My parents basically left it to me because they don't need it anymore. I don't necessarily need it right now, either. I take trains and busses or walk most of the time anyway, because it's cheaper and I can read. It's just nice-to-have when going on trips. I might need it when I start a job (when and wherever that may be), but once I have a job (hopefully by February or March next year) I can afford a car of my own anyway. If we're honest, it's not really worth repairing it again for the sake of two or three months... That, of course, is rationality speaking. *sigh* Emotionally, I feel a little blue when thinking about not getting Smartie back. I liked driving it, it's small and weird-looking and convertible, and it carried me faithfully from A to B over many years. But I guess a change is in order here, too. I'll welcome it; it has come at the right time.

So, not so much of a rant after all. Just nostalgia bringing a tear to my eye.

The other exciting thing is: I have a job interview tomorrow. I plan on blowing their minds with my awesomeness. (If he read this, Barney Stinson would be proud.)
Wish me luck. 

Monday, December 6, 2010

Moving On In Querying

After waiting fruitlessly (and with realistic expectations, so I'm only a teensy tad disappointed) for a couple of months for word of the QueryShark on my query, I revised it, added a hopefully interesting blurb (though now, a day later, I'm not so sure it's not just confusing *sigh*),  and mailed five more queries of my first novel to prospective agents yesterday.

No answers so far. ;-)

I would have sent it out to more than five, but several agents are on a hiatus till January and not accepting queries at present. Which is probably a good thing, since now I haven't wasted all my possibilities just yet.

As of yet, I have only sent queries to agents who request a query letter and the first one to five pages or the first chapter of the ms. Those agents who also want a synopsis are cooling their bytes on my TBC (to be contacted) Excel-list.
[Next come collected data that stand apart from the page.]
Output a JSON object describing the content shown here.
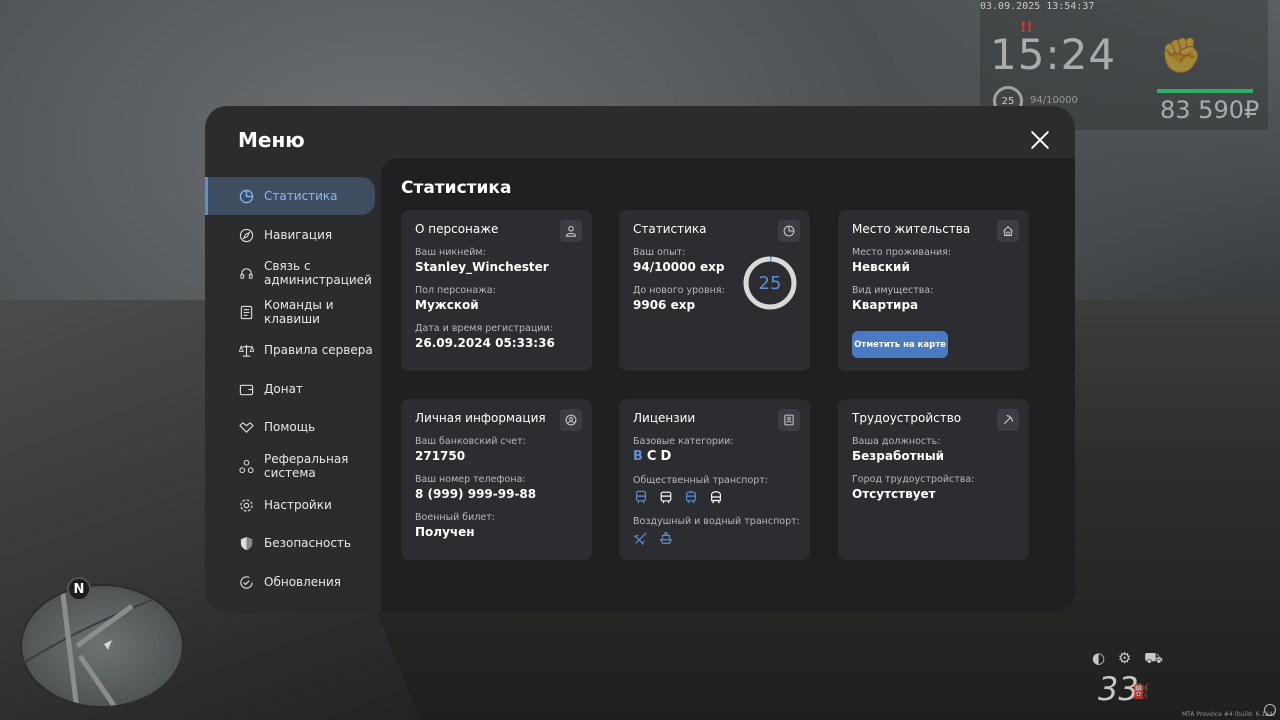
{
  "hud": {
    "date": "03.09.2025 13:54:37",
    "alert": "!!",
    "time": "15:24",
    "level": "25",
    "exp": "94/10000",
    "money": "83 590₽",
    "speed": "33"
  },
  "watermark": "MTA Province #4 (build: 6.124)",
  "menu": {
    "title": "Меню",
    "sidebar": [
      {
        "label": "Статистика",
        "icon": "pie-chart-icon"
      },
      {
        "label": "Навигация",
        "icon": "compass-icon"
      },
      {
        "label": "Связь с\nадминистрацией",
        "icon": "headset-icon"
      },
      {
        "label": "Команды и\nклавиши",
        "icon": "list-icon"
      },
      {
        "label": "Правила сервера",
        "icon": "scales-icon"
      },
      {
        "label": "Донат",
        "icon": "wallet-icon"
      },
      {
        "label": "Помощь",
        "icon": "handshake-icon"
      },
      {
        "label": "Реферальная\nсистема",
        "icon": "network-icon"
      },
      {
        "label": "Настройки",
        "icon": "gear-icon"
      },
      {
        "label": "Безопасность",
        "icon": "shield-icon"
      },
      {
        "label": "Обновления",
        "icon": "refresh-check-icon"
      }
    ],
    "content_title": "Статистика",
    "cards": {
      "character": {
        "title": "О персонаже",
        "nick_label": "Ваш никнейм:",
        "nick": "Stanley_Winchester",
        "sex_label": "Пол персонажа:",
        "sex": "Мужской",
        "reg_label": "Дата и время регистрации:",
        "reg": "26.09.2024 05:33:36"
      },
      "stats": {
        "title": "Статистика",
        "exp_label": "Ваш опыт:",
        "exp": "94/10000 exp",
        "next_label": "До нового уровня:",
        "next": "9906 exp",
        "level": "25"
      },
      "residence": {
        "title": "Место жительства",
        "place_label": "Место проживания:",
        "place": "Невский",
        "type_label": "Вид имущества:",
        "type": "Квартира",
        "button": "Отметить на карте"
      },
      "personal": {
        "title": "Личная информация",
        "bank_label": "Ваш банковский счет:",
        "bank": "271750",
        "phone_label": "Ваш номер телефона:",
        "phone": "8 (999) 999-99-88",
        "military_label": "Военный билет:",
        "military": "Получен"
      },
      "licenses": {
        "title": "Лицензии",
        "base_label": "Базовые категории:",
        "cat_b": "B",
        "cat_c": "C",
        "cat_d": "D",
        "public_label": "Общественный транспорт:",
        "air_label": "Воздушный и водный транспорт:"
      },
      "job": {
        "title": "Трудоустройство",
        "position_label": "Ваша должность:",
        "position": "Безработный",
        "city_label": "Город трудоустройства:",
        "city": "Отсутствует"
      }
    }
  },
  "colors": {
    "accent": "#5f8fd1",
    "panel": "#2b2c2e",
    "card": "#2c2d30",
    "button": "#4a7ac2"
  },
  "level_progress": 0.94
}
The reason for this is that I haven't finished a single synopsis I've started. Summing up a 97k word novel on two pages is hard. Writing a synopsis is every writer's dread (I've read - and now have (badly) rhymed), but what makes this even more difficult is the different kinds of synopses the agents prefer. One wants a 2-page synopsis, another wants 500 words, the next 2000 words or 5 pages. Basically, for every agent who wants a synopsis, you end up writing a whole new summary of your story.

My plan is to write up three of these dreaded compendiums over the holidays: a very detailed one of approximately five pages, one between two and three pages, and a one-pager - which is hardly more than the query letter itself, but has to reveal how it all ends. Self-appointed deadline is December 31st.

Deadline for next outgoing query wave: January 9th.

I'm juggling a lot of deadlines lately, some self-appointed, others not. Obligatory and first priority is my master thesis, which has to be delivered by January 31st. The obligatory presentation of the accompanying six-week project I worked on is scheduled for January 25th. A self-inflicted obligatory deadline was NaNoWriMo, which I managed successfully a couple of days early. Then there are the synopsis and new query deadlines I mentioned above, both completely self-appointed but also completely personal and therefore just as important, or maybe even more so.

The biggest looming deadline at the end of the year, is, as always, Christmas. Or rather, buying Christmas presents for loved ones. Since my bank account is currently stuck on starvation-mode, I decided to make instead of buy. I have great ideas about what to make, but am lacking time as seriously as I'm lacking money. I suppose, in the end, it will come down to a healthy mix of a little bought and a little made.

Fascinating, really, how Christmas always takes everybody by surprise.

Thursday, December 2, 2010

Vid: So You Want To Write A Novel

Oh lord. Talk about delusional

Best line: "I have a gun in my car. I'm going to get it now."
Good idea. End his and everybody else's suffering before it has even begun.